Turbine-specific short-term wind speed forecasting considering within-farm wind field dependencies and fluctuations
Ahmed Aziz Ezzat
Applied Energy, 2020, vol. 269, issue C, No S0306261920305468
Abstract:
The unprecedented scale and sophistication of wind turbine technologies call for wind forecasts of high spatial resolution, i.e. turbine-tailored forecasts, to inform several operational decisions at the turbine level. Towards that, this paper is concerned with leveraging the hub-height measurements collected from a fleet of turbines on a farm to make turbine-specific short-term wind speed and power predictions. We find that the wind propagation across a dense grid of turbines induces strong spatial and temporal dependencies in the within-farm wind field, but also gives rise to high-frequency high-magnitude fluctuations which may compromise the predictive accuracy of several data-driven forecasting methods. To capture both aspects, we propose to model the total variability in the within-farm wind speed field as a combination of two independent stochastic process terms.

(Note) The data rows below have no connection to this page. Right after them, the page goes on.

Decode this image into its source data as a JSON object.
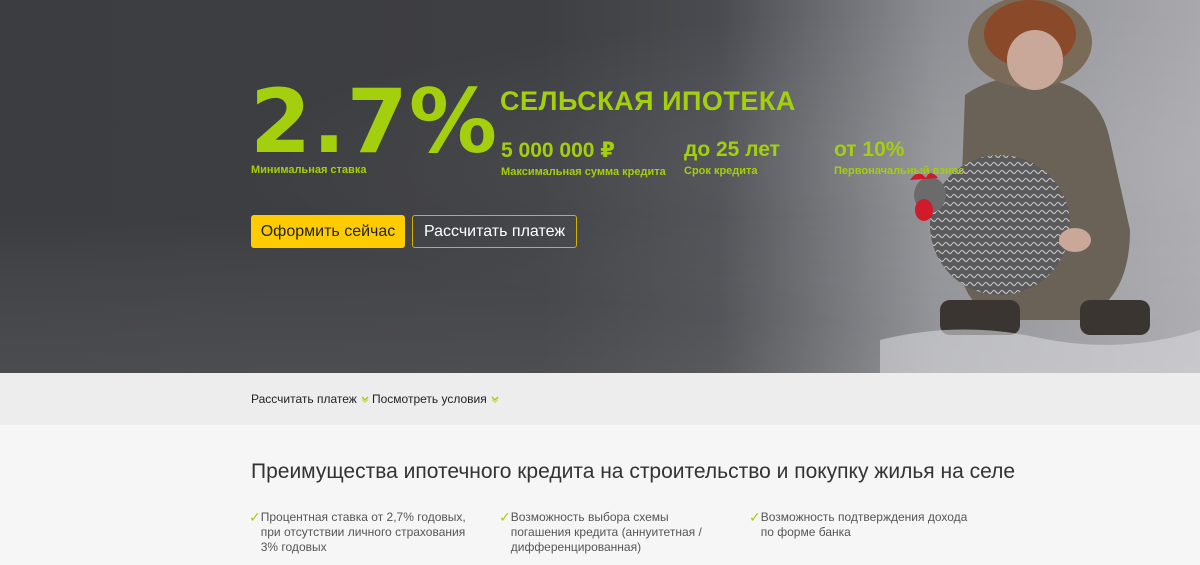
{
  "hero": {
    "rate": "2.7%",
    "rate_caption": "Минимальная ставка",
    "title": "СЕЛЬСКАЯ ИПОТЕКА",
    "stats": [
      {
        "value": "5 000 000 ₽",
        "label": "Максимальная сумма кредита"
      },
      {
        "value": "до 25 лет",
        "label": "Срок кредита"
      },
      {
        "value": "от 10%",
        "label": "Первоначальный взнос"
      }
    ],
    "primary_button": "Оформить сейчас",
    "secondary_button": "Рассчитать платеж"
  },
  "subnav": {
    "items": [
      {
        "label": "Рассчитать платеж"
      },
      {
        "label": "Посмотреть условия"
      }
    ]
  },
  "advantages": {
    "title": "Преимущества ипотечного кредита на строительство и покупку жилья на селе",
    "items": [
      {
        "text": "Процентная ставка от 2,7% годовых, при отсутствии личного страхования 3% годовых"
      },
      {
        "text": "Возможность выбора схемы погашения кредита (аннуитетная / дифференцированная)"
      },
      {
        "text": "Возможность подтверждения дохода по форме банка"
      }
    ],
    "check_icon": "✓"
  },
  "colors": {
    "accent_green": "#a4cf0c",
    "button_yellow": "#fecc00",
    "hero_dark": "#3e3f43"
  }
}
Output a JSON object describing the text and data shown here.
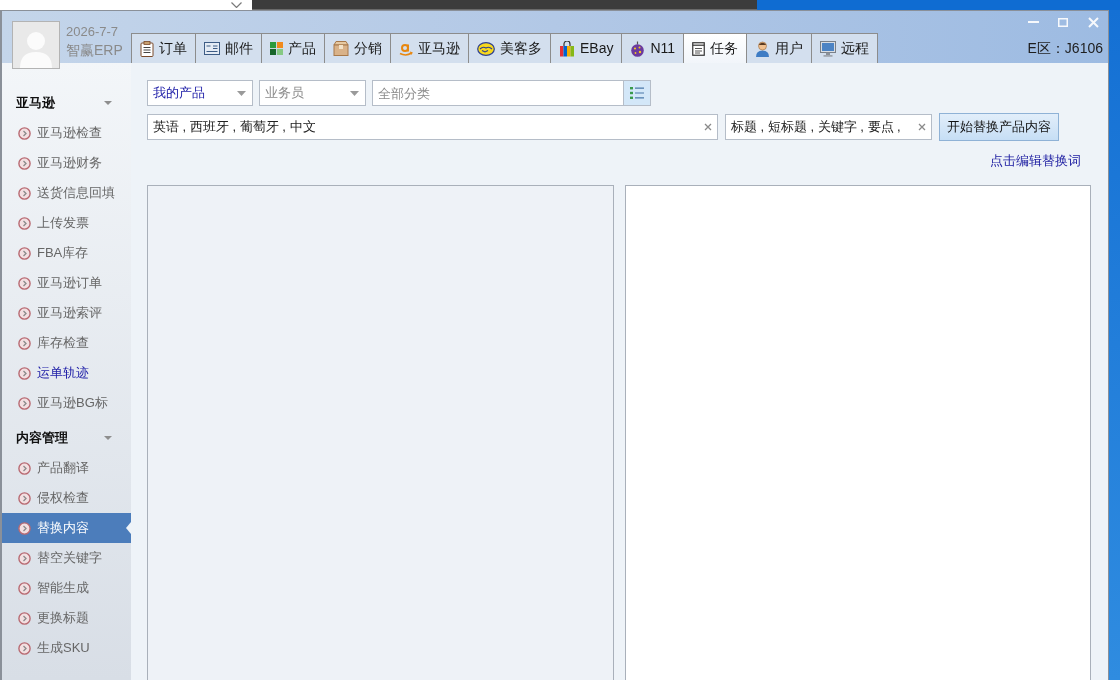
{
  "app": {
    "date": "2026-7-7",
    "name": "智赢ERP"
  },
  "tabs": [
    {
      "label": "订单",
      "selected": false
    },
    {
      "label": "邮件",
      "selected": false
    },
    {
      "label": "产品",
      "selected": false
    },
    {
      "label": "分销",
      "selected": false
    },
    {
      "label": "亚马逊",
      "selected": false
    },
    {
      "label": "美客多",
      "selected": false
    },
    {
      "label": "EBay",
      "selected": false
    },
    {
      "label": "N11",
      "selected": false
    },
    {
      "label": "任务",
      "selected": true
    },
    {
      "label": "用户",
      "selected": false
    },
    {
      "label": "远程",
      "selected": false
    }
  ],
  "region": "E区：J6106",
  "sidebar": {
    "groups": [
      {
        "title": "亚马逊",
        "items": [
          {
            "label": "亚马逊检查",
            "selected": false,
            "visited": false
          },
          {
            "label": "亚马逊财务",
            "selected": false,
            "visited": false
          },
          {
            "label": "送货信息回填",
            "selected": false,
            "visited": false
          },
          {
            "label": "上传发票",
            "selected": false,
            "visited": false
          },
          {
            "label": "FBA库存",
            "selected": false,
            "visited": false
          },
          {
            "label": "亚马逊订单",
            "selected": false,
            "visited": false
          },
          {
            "label": "亚马逊索评",
            "selected": false,
            "visited": false
          },
          {
            "label": "库存检查",
            "selected": false,
            "visited": false
          },
          {
            "label": "运单轨迹",
            "selected": false,
            "visited": true
          },
          {
            "label": "亚马逊BG标",
            "selected": false,
            "visited": false
          }
        ]
      },
      {
        "title": "内容管理",
        "items": [
          {
            "label": "产品翻译",
            "selected": false,
            "visited": false
          },
          {
            "label": "侵权检查",
            "selected": false,
            "visited": false
          },
          {
            "label": "替换内容",
            "selected": true,
            "visited": false
          },
          {
            "label": "替空关键字",
            "selected": false,
            "visited": false
          },
          {
            "label": "智能生成",
            "selected": false,
            "visited": false
          },
          {
            "label": "更换标题",
            "selected": false,
            "visited": false
          },
          {
            "label": "生成SKU",
            "selected": false,
            "visited": false
          }
        ]
      }
    ]
  },
  "filters": {
    "scope": {
      "value": "我的产品"
    },
    "salesperson": {
      "placeholder": "业务员"
    },
    "category": {
      "placeholder": "全部分类"
    }
  },
  "languages": {
    "value": "英语 , 西班牙 , 葡萄牙 , 中文"
  },
  "fields": {
    "value": "标题 , 短标题 , 关键字 , 要点 ,"
  },
  "start_button": {
    "label": "开始替换产品内容"
  },
  "edit_link": {
    "label": "点击编辑替换词"
  }
}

The first term reconstructs and extrapolates the wind speed field by learning the complex spatio-temporal dependence structure using hub-height turbine-level data. The second term accounts for high-frequency high-magnitude fluctuations that are not informed by near-term spatio-temporal dependencies. The two terms are coupled to make probabilistic wind speed forecasts at each turbine, which are then translated into turbine-specific power predictions via wind power curves. Evaluation on more than 3,000,000 data points from a wind farm dataset provides a strong empirical evidence in favor of the proposed method’s forecasting accuracy. On average, our proposed method achieves 9% accuracy improvement relative to persistence forecasts, and 7–9% relative to a set of widely recognized forecasting methods such as autoregressive-based models and Gaussian Processes.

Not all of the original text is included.